The basic directional movements of Qi Dao are paired up in each of the spatial dimensions. When one arm performs a primary movement, the opposite arm makes a secondary movement to provide counter-balance. By definition, primary movement is a movement that coincides with the direction of the motion of the body's center of mass. The power of the primary movement does not come from the tension of the arm muscles, but from the momentum of the whole body. Secondary movement is usually a movement of the opposite arm in reverse. Most secondary movements have no inherent power because they move in the direction opposite to the momentum of the body.

Forward Push, Closing and Downward Press in this context require transverse motion of the legs - stepping towards the target with the opposite foot from the arm making the primary movement and bringing the weight on the front foot. Backward Pull, Opening and Upper Cut, on the other hand, usually require homolateral motion of the legs - stepping towards the target with the foot on the same side of the body as the arm making the primary movement.

In your travels, you may find yourself in some tough situations when someone may be aggressive toward you or your company. Rest assured that Qi Dao is not only an enlightening energy art, but also a superb martial art. In this chapter, you will find some basic examples of self-defense application of the six directional movements that can help you free yourself from someone's grip. When someone grabs you by the hand or wrist, that person may either grab you with the hand on the same side of the body (Parallel Grip) or with the opposite hand across the Centerline (Cross Grip). You may find that any grip has strong and weak points.

The strongest point in any grip is in the center of the palm - Lao Gong acupuncture point. Imagine a vector of force emanating from the center of the palm perpendicular to its surface. This means that pushing against the palm of the grabbing hand would be going against the flow of the grip s energy. Going with the flow of that energy would require moving in the direction in which the other person s Lao Gong point is pointing. With practice, you will learn not only to detect the direction of that flow with your eyes closed but even to sense that direction before the opponent s hand reaches you.

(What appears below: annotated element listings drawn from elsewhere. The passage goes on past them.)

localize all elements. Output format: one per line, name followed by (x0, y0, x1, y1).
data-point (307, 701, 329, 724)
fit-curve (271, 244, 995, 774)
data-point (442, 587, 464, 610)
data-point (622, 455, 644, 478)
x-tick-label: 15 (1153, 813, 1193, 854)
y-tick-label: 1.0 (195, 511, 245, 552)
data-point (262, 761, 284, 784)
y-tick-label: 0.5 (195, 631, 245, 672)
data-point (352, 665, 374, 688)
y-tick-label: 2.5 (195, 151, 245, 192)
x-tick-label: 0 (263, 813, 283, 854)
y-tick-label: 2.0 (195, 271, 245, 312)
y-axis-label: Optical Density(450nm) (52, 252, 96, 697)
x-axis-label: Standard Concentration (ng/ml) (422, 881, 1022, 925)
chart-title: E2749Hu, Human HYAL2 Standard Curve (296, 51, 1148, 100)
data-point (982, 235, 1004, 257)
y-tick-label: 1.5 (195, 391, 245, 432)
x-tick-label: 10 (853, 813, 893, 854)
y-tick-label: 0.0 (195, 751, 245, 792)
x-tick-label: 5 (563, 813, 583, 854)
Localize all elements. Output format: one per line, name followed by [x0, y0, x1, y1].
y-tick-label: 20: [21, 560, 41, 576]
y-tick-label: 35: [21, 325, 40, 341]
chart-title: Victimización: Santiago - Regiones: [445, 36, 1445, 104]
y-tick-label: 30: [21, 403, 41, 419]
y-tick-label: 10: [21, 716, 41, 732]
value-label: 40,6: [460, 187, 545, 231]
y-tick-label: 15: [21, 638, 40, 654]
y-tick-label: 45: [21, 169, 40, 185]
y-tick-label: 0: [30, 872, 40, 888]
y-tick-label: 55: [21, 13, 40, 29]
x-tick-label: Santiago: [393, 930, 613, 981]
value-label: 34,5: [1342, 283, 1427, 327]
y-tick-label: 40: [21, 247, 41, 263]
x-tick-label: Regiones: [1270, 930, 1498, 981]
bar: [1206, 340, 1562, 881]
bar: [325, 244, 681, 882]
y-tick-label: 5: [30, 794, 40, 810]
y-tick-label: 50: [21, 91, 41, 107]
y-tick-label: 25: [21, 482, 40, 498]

Alternating roles with your adventure partner practice elbow strikes on small and light targets like foam-padded sticks regularly sold in martial arts supply stores (you will need those for your future practice, too, if you continue exploring more advanced applications of Qi Dao). The ideal dimensions of the stick are one-half of your height in length and about one inch in diameter. It should be padded for beginning training using foam or rubber tube that also slightly covers both ends of the stick. Holding one stick in each hand your practice partner can provide you with two targets to hone your precision and coordination. Hitting the stick with an elbow may not be very pleasant, so go slowly and do not try to hit too hard. One of the most ubiquitous habits developed by martial artists is trying to hit their targets harder and harder forgetting about awareness, timing and alignments. Imagine practicing these movements as if you are practicing Tai Chi - slowly and effortlessly. It will make your practice more meditative and pleasant. Qi Dao teaches that only harmonious steps can lead you to harmonious goals.